The FIA, Formula One’s main controlling body, has approved the use of new 1.6-litre V6 turbo engines from the 2014 F1 season onwards. The new engines replace the current naturally aspirated 2.4-litre V8. Last week French supplier Renault became the first engine manufacturer to show its hand in this regard.
The Renault power unit disperses about 560kW in total and uses energy recovery systems that contribute to that total. Only about 440kW of the total comes from the V6 itself. The rest (120kW) is derived from these recovery systems, including an updated KERS.
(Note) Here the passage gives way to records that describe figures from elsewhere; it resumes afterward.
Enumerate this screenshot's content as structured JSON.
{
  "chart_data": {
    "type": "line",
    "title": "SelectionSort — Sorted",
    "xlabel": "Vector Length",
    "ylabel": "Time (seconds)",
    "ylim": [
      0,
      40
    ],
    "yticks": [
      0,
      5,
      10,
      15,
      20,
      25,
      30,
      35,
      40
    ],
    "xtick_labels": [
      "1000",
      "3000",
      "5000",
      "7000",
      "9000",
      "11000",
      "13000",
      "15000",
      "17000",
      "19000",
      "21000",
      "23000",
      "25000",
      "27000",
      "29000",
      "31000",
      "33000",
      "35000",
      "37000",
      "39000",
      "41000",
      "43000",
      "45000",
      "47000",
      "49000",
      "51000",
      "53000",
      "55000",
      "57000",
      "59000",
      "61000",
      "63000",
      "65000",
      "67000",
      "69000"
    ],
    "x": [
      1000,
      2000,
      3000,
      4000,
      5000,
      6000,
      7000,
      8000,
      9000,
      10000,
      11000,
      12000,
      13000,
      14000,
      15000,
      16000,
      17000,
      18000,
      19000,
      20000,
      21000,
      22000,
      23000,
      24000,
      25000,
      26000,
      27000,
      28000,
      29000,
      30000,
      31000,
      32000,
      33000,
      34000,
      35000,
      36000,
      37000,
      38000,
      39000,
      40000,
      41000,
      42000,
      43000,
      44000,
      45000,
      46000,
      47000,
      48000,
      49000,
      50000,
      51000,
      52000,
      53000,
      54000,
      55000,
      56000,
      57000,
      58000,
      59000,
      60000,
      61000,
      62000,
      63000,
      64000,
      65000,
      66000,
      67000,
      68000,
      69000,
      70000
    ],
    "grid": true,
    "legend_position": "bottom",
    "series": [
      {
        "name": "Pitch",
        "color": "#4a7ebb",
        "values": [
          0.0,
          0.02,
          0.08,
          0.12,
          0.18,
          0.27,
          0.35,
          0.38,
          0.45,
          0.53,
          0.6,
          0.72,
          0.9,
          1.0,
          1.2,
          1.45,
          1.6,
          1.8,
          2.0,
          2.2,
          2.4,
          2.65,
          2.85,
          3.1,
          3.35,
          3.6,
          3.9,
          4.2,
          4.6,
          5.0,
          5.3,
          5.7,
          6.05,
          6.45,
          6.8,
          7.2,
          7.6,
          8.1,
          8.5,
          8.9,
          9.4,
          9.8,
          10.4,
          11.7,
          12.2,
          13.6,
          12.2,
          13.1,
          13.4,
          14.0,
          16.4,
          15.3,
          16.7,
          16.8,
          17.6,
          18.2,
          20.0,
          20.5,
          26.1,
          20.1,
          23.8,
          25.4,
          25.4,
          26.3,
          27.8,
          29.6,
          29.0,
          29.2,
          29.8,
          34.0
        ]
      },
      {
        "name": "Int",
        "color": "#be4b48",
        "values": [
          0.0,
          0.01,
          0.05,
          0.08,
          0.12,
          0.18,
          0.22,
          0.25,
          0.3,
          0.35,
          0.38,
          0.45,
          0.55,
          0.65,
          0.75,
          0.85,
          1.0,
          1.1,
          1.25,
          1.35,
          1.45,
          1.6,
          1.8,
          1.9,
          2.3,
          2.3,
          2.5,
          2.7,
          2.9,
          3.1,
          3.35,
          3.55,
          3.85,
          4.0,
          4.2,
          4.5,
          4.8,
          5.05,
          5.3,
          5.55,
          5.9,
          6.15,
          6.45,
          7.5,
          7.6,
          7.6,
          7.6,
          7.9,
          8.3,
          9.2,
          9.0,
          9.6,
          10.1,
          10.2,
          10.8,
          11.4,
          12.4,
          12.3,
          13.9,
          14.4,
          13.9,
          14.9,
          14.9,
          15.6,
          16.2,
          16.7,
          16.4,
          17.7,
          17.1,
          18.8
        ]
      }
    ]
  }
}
While to the untrained eye it may appear that 560kW is stunning from essentially the same size engine as a MINI Cooper or Mercedes-Benz C180, the trick here is these engines are not built to last as long as normal cars’. Therefore even though Renault’s F1 1.6 V6 turbo will rev up to 15 000rpm, it cannot even begin to compete with Renault’s everyday 1.6-litre turbo for of longevity. The latter should stay with the car for well over 300 000km if taken care of properly. On the other hand, the F1 motor will only be able to last about 6 to 8 races at a time. Drivers are to be limited to 5 engines per year from 2014. At the same time, fuel efficiency must improve by up to 35% compared with the current 2.4-litre V8s as the cars will only be allowed 100kg of fuel per race.
Among the teams who are currently supplied with Renault engines are Red Bull, Caterham, Lotus and Williams.